Notify Our Office If:
• Symptoms get worse or do not improve in 2 weeks despite treatment
• New, unexplained symptoms develop (thugs used like treatment may produce side effects)

FLEXIBILITY Hip Adductors
1. Sit on the floor with the soles of your feet together. Keep your heels as close to your body as is comfortable.
2. Place your hand on top of your knees and push your legs/knees down toward the floor.
3. You will feel a stretch in your groin.
4. Hold this position for _____ seconds.
5. Repeat exercise ______ times, ______ times per day.

FLEXIBILITY Adductors, Lunge
1. Spread your legs wide while standing. Then assume a partial "squat" position.
2. "Lunge/Lean" away from the side you want to stretch, shifting your weight toward the bent leg.
3. Hold this position for _____ seconds.
4. Repeat exercise _____ times, _____ times per day.

FLEXIBILITY• Hamstrings/Adductors, V-Sit
1. Sit on the floor with your legs spread as wide as possible in front of you. Your knees must be straight.
2. Lean over one leg with both hands. Keep your chest upright and reach for your toes.
3. Hold this position for _____ seconds. Relax and return to your starting position.
4. Now reach forward between your legs.
5. Repeat exercise ______ times, ______ times per day.

FLEXIBILITY Adductors, Ballet
1. Stand and place the leg you want to stretch on a counter, chair, or other sturdy object.
2. Gradually bend the opposite knee and gently lunge away from the leg you are stretching.
3. Hold this position for _____ seconds.
4. Repeat exercise ______ times, ______ times per day.

RANGE OF MOTION AND STRETCHING
EXERCISES
• Adductor Muscle Strain
These are some of the initial exercises you may start your rehabilitation program with until you see your physician, physical therapist, or athletic trainer again or until your symptoms are resolved. Please remember:
• Flexible tissue is more tolerant of the stresses placed on it during activities.
• Each stretch should be held for 20 to 30 seconds.
• A gentle stretching sensation should be felt.

STRENGTH Hip Adduction
1. Lie on your side with the injured/weak leg on the bottom.
2. Place the foot of your top leg flat on the floor for balance. It may be in front or behind the bottom leg.
3. Lift the bottom leg. Hold this position for _____ seconds.
4. Slowly lower your leg to the starting position.
5. Repeat exercise ______ times, ______ times per day.

STRENGTH Hip Adduction
1. Sit on a chair and place a large ball (volleyball or basketball size) between your legs.
2. Squeeze your thighs together.
3. Hold this position for _____ seconds.
4. Repeat exercise ______ times, ______ times per day.

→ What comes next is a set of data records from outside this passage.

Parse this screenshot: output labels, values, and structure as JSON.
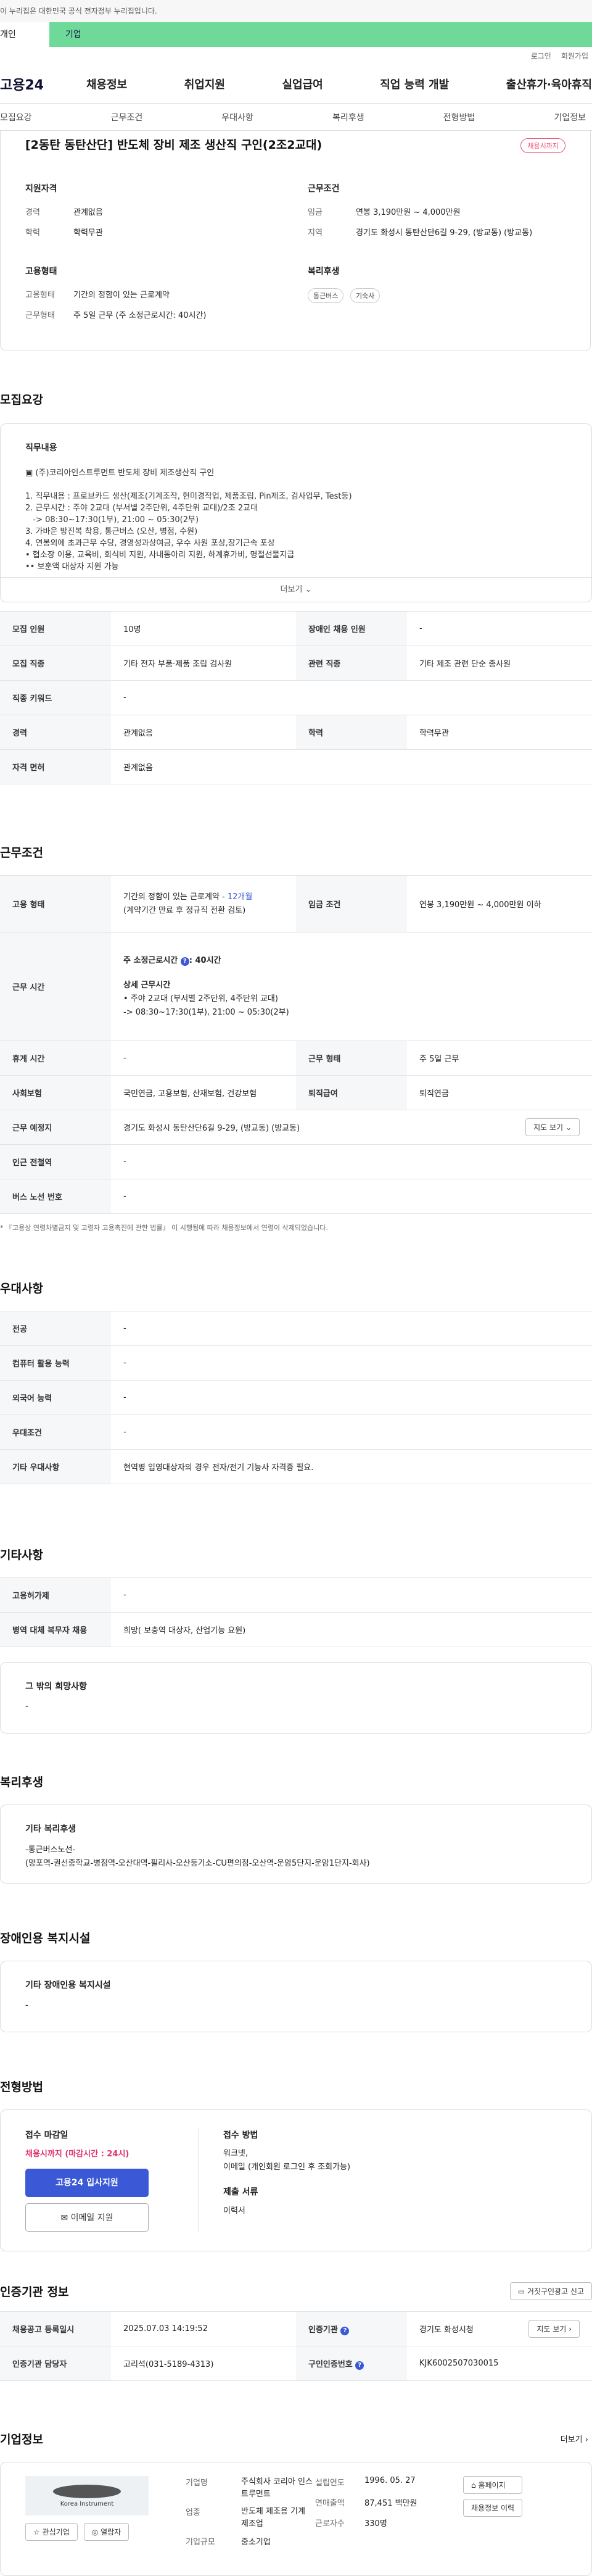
{
  "topbar": {
    "notice": "이 누리집은 대한민국 공식 전자정부 누리집입니다."
  },
  "usertabs": {
    "personal": "개인",
    "company": "기업"
  },
  "utility": {
    "login": "로그인",
    "join": "회원가입"
  },
  "gnb": {
    "logo": "고용24",
    "menu": [
      "채용정보",
      "취업지원",
      "실업급여",
      "직업 능력 개발",
      "출산휴가·육아휴직"
    ]
  },
  "anchors": [
    "모집요강",
    "근무조건",
    "우대사항",
    "복리후생",
    "전형방법",
    "기업정보"
  ],
  "header": {
    "title": "[2동탄 동탄산단] 반도체 장비 제조 생산직 구인(2조2교대)",
    "status_badge": "채용시까지",
    "qual": {
      "title": "지원자격",
      "career_k": "경력",
      "career_v": "관계없음",
      "edu_k": "학력",
      "edu_v": "학력무관"
    },
    "work": {
      "title": "근무조건",
      "wage_k": "임금",
      "wage_v": "연봉 3,190만원 ~ 4,000만원",
      "loc_k": "지역",
      "loc_v": "경기도 화성시 동탄산단6길 9-29, (방교동) (방교동)"
    },
    "emp": {
      "title": "고용형태",
      "type_k": "고용형태",
      "type_v": "기간의 정함이 있는 근로계약",
      "form_k": "근무형태",
      "form_v": "주 5일 근무 (주 소정근로시간: 40시간)"
    },
    "welfare": {
      "title": "복리후생",
      "chips": [
        "통근버스",
        "기숙사"
      ]
    }
  },
  "recruit": {
    "section_title": "모집요강",
    "box_label": "직무내용",
    "text": "▣ (주)코리아인스트루먼트 반도체 장비 제조생산직 구인\n\n1. 직무내용 : 프로브카드 생산(제조(기계조작, 현미경작업, 제품조립, Pin제조, 검사업무, Test등)\n2. 근무시간 : 주야 2교대 (부서별 2주단위, 4주단위 교대)/2조 2교대\n   -> 08:30~17:30(1부), 21:00 ~ 05:30(2부)\n3. 가바운 방진복 착용, 통근버스 (오산, 병점, 수원)\n4. 연봉외에 초과근무 수당, 경영성과상여금, 우수 사원 포상,장기근속 포상\n• 협소장 이용, 교육비, 회식비 지원, 사내동아리 지원, 하계휴가비, 명절선물지급\n•• 보훈액 대상자 지원 가능",
    "more": "더보기",
    "table": [
      [
        "모집 인원",
        "10명",
        "장애인 채용 인원",
        "-"
      ],
      [
        "모집 직종",
        "기타 전자 부품·제품 조립 검사원",
        "관련 직종",
        "기타 제조 관련 단순 종사원"
      ],
      [
        "직종 키워드",
        "-",
        "",
        ""
      ],
      [
        "경력",
        "관계없음",
        "학력",
        "학력무관"
      ],
      [
        "자격 면허",
        "관계없음",
        "",
        ""
      ]
    ]
  },
  "conditions": {
    "section_title": "근무조건",
    "emp_type_k": "고용 형태",
    "emp_type_v1": "기간의 정함이 있는 근로계약 - ",
    "emp_type_period": "12개월",
    "emp_type_v2": "(계약기간 만료 후 정규직 전환 검토)",
    "wage_k": "임금 조건",
    "wage_v": "연봉 3,190만원 ~ 4,000만원 이하",
    "hours_k": "근무 시간",
    "hours_main": "주 소정근로시간",
    "hours_main_v": ": 40시간",
    "hours_detail_title": "상세 근무시간",
    "hours_detail_1": "• 주야 2교대 (부서별 2주단위, 4주단위 교대)",
    "hours_detail_2": "-> 08:30~17:30(1부), 21:00 ~ 05:30(2부)",
    "rest_k": "휴게 시간",
    "rest_v": "-",
    "form_k": "근무 형태",
    "form_v": "주 5일 근무",
    "ins_k": "사회보험",
    "ins_v": "국민연금, 고용보험, 산재보험, 건강보험",
    "sev_k": "퇴직급여",
    "sev_v": "퇴직연금",
    "loc_k": "근무 예정지",
    "loc_v": "경기도 화성시 동탄산단6길 9-29, (방교동) (방교동)",
    "map_btn": "지도 보기",
    "sub_k": "인근 전철역",
    "sub_v": "-",
    "bus_k": "버스 노선 번호",
    "bus_v": "-",
    "note": "* 『고용상 연령차별금지 및 고령자 고용촉진에 관한 법률』 이 시행됨에 따라 채용정보에서 연령이 삭제되었습니다."
  },
  "preference": {
    "section_title": "우대사항",
    "rows": [
      [
        "전공",
        "-"
      ],
      [
        "컴퓨터 활용 능력",
        "-"
      ],
      [
        "외국어 능력",
        "-"
      ],
      [
        "우대조건",
        "-"
      ],
      [
        "기타 우대사항",
        "현역병 입영대상자의 경우 전자/전기 기능사 자격증 필요."
      ]
    ]
  },
  "etc": {
    "section_title": "기타사항",
    "rows": [
      [
        "고용허가제",
        "-"
      ],
      [
        "병역 대체 복무자 채용",
        "희망( 보충역 대상자, 산업기능 요원)"
      ]
    ],
    "box_title": "그 밖의 희망사항",
    "box_value": "-"
  },
  "welfare": {
    "section_title": "복리후생",
    "box_title": "기타 복리후생",
    "line1": "-통근버스노선-",
    "line2": "(망포역-권선중학교-병점역-오산대역-필리사-오산등기소-CU편의점-오산역-운암5단지-운암1단지-회사)"
  },
  "disabled": {
    "section_title": "장애인용 복지시설",
    "box_title": "기타 장애인용 복지시설",
    "box_value": "-"
  },
  "process": {
    "section_title": "전형방법",
    "deadline_title": "접수 마감일",
    "deadline_value": "채용시까지 (마감시간 : 24시)",
    "apply_btn": "고용24 입사지원",
    "email_btn": "이메일 지원",
    "method_title": "접수 방법",
    "method_1": "워크넷,",
    "method_2": "이메일 (개인회원 로그인 후 조회가능)",
    "docs_title": "제출 서류",
    "docs_value": "이력서"
  },
  "cert": {
    "section_title": "인증기관 정보",
    "report_btn": "거짓구인광고 신고",
    "rows": [
      [
        "채용공고 등록일시",
        "2025.07.03 14:19:52",
        "인증기관",
        "경기도 화성시청"
      ],
      [
        "인증기관 담당자",
        "고리석(031-5189-4313)",
        "구인인증번호",
        "KJK6002507030015"
      ]
    ],
    "map_btn": "지도 보기"
  },
  "company": {
    "section_title": "기업정보",
    "more": "더보기",
    "logo_text": "Korea Instrument",
    "interest_btn": "관심기업",
    "visit_btn": "열람자",
    "name_k": "기업명",
    "name_v": "주식회사 코리아 인스트루먼트",
    "industry_k": "업종",
    "industry_v": "반도체 제조용 기계 제조업",
    "scale_k": "기업규모",
    "scale_v": "중소기업",
    "founded_k": "설립연도",
    "founded_v": "1996. 05. 27",
    "sales_k": "연매출액",
    "sales_v": "87,451 백만원",
    "staff_k": "근로자수",
    "staff_v": "330명",
    "homepage_btn": "홈페이지",
    "jobs_btn": "채용정보 이력"
  }
}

STRENGTHENING EXERCISES Adductor Muscle Strain
These are some of the initial exercises you may start your rehabilitation program with until you see your physician, physical therapist, or athletic trainer again or until your symptoms are resolved. Please remember:
• Strong muscles with good endurance tolerate stress better.
• Do the exercises as initially prescribed by your physician, physical therapist, or athletic trainer. Progress slowly with each exercise, gradually increasing the number of repetitions and weight used under their guidance.